Ecosystem Health and Sustainability (Jan 2024)
Leaf Biochemical and Physiological Responses to Elevated Atmospheric Ozone Concentration in Eight Modern Rice Cultivars
Abstract
This study investigated the effects of elevated O3 level on photosynthetic traits and antioxidant systems of various rice genotypes under fully open-air conditions. Eight modern rice cultivars (Oryza sativa L.), including 4 hybrids and 4 inbreds, were exposed to 2 O3 treatments: the ambient atmosphere (A-O3) and the 1.5 times ambient O3 concentration (E-O3) throughout the reproductive period. The measurements of gas exchange, chlorophyll a fluorescence, photosynthetic pigments, lipid oxidation, antioxidant content, and antioxidant enzyme activity were conducted on the flag leaf during the early and late grain-filling periods. The results indicated that E-O3 had differential effects on the photosynthesis and antioxidant indicators of rice genotypes. In the hybrid rice, the reduction in the light-saturated photosynthetic rate (Asat) was primarily due to the nonstomatal factors, such as the changes in antioxidants, particularly ascorbate and carotenoids. In contrast, the reduction in Asat levels in inbred rice was mainly due to the stomatal factors. Additionally, the hybrid rice was more sensitive to O3 than the inbred rice, with the sensitivity determinants varying between types.

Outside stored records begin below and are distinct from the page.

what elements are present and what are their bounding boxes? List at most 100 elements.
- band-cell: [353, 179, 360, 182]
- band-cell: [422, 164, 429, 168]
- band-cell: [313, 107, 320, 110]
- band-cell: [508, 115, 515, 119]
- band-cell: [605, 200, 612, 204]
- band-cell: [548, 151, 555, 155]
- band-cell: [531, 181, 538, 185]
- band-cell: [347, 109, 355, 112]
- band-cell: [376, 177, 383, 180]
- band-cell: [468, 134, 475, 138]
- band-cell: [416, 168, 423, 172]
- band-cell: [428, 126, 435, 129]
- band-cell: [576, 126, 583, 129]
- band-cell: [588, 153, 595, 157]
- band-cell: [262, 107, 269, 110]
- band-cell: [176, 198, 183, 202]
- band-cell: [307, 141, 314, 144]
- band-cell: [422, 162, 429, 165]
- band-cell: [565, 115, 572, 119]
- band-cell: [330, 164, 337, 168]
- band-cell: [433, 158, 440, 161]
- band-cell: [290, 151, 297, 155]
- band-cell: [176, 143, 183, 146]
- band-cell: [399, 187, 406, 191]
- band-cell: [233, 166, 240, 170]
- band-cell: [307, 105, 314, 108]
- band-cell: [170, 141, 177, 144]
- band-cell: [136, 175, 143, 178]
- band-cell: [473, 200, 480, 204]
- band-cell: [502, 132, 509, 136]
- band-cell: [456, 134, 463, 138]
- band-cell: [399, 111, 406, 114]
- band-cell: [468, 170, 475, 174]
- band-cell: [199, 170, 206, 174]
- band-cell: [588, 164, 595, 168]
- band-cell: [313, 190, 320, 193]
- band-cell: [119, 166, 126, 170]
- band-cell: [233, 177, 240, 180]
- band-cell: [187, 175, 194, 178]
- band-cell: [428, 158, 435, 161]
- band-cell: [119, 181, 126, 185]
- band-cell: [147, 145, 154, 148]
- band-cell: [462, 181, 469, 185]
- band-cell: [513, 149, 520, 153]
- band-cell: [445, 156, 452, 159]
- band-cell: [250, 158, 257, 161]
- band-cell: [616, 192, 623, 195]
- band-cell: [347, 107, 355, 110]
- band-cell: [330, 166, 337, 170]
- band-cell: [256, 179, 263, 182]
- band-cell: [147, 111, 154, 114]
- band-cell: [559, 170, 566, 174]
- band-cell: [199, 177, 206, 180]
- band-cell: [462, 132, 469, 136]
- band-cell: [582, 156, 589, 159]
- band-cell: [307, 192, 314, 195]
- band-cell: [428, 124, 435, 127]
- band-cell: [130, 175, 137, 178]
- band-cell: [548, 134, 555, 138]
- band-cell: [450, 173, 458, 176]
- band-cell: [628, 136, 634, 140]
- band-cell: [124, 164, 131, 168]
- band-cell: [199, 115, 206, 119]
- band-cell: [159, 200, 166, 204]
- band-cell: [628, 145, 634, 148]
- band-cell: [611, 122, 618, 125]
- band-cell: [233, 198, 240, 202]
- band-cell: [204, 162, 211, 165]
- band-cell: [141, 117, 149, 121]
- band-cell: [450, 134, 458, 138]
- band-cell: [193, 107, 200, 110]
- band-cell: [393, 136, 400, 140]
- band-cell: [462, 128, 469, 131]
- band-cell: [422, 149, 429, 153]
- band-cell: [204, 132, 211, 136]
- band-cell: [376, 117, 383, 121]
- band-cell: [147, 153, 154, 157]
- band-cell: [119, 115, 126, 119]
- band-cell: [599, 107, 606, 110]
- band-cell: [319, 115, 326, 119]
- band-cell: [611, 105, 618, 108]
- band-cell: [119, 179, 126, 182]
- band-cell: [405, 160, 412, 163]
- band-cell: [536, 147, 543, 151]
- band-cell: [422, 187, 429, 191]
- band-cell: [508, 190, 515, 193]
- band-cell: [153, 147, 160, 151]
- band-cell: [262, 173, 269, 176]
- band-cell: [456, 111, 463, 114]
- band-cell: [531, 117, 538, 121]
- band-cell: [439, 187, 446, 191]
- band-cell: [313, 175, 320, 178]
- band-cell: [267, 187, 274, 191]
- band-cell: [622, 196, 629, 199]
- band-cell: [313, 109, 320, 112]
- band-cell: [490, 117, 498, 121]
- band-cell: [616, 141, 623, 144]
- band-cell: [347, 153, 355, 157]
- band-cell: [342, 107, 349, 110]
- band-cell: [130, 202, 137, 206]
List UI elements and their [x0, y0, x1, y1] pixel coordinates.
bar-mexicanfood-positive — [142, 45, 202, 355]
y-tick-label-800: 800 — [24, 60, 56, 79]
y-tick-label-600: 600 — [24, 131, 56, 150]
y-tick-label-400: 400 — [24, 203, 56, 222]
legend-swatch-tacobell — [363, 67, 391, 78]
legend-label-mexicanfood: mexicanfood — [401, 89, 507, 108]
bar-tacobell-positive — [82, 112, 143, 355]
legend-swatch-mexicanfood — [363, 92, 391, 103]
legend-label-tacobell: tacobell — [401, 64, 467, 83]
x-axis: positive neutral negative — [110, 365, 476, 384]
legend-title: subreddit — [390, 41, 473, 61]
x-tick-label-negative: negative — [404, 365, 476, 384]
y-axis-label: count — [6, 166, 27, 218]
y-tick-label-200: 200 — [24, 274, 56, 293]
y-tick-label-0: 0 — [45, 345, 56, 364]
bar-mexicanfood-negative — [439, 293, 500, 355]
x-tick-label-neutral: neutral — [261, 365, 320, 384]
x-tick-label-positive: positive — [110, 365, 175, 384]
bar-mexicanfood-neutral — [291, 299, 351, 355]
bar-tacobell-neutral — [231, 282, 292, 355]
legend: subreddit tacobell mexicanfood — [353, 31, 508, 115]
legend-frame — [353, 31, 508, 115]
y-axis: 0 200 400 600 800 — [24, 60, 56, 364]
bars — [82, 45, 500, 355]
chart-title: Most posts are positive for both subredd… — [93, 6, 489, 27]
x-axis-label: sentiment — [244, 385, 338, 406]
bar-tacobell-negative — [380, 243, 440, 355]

The sensitivity of hybrid rice to O3 was influenced by the magnitude of its antioxidant capacity, whereas the inbred rice sensitivity was determined by the stomatal conductance (gs) and the antioxidant enzyme activity. The rice cultivars with higher antioxidant enzyme activities could help mitigate the damage caused by O3 pollution. This study could provide valuable insights for screening the O3-tolerant rice cultivars and promoting the food security sustainability.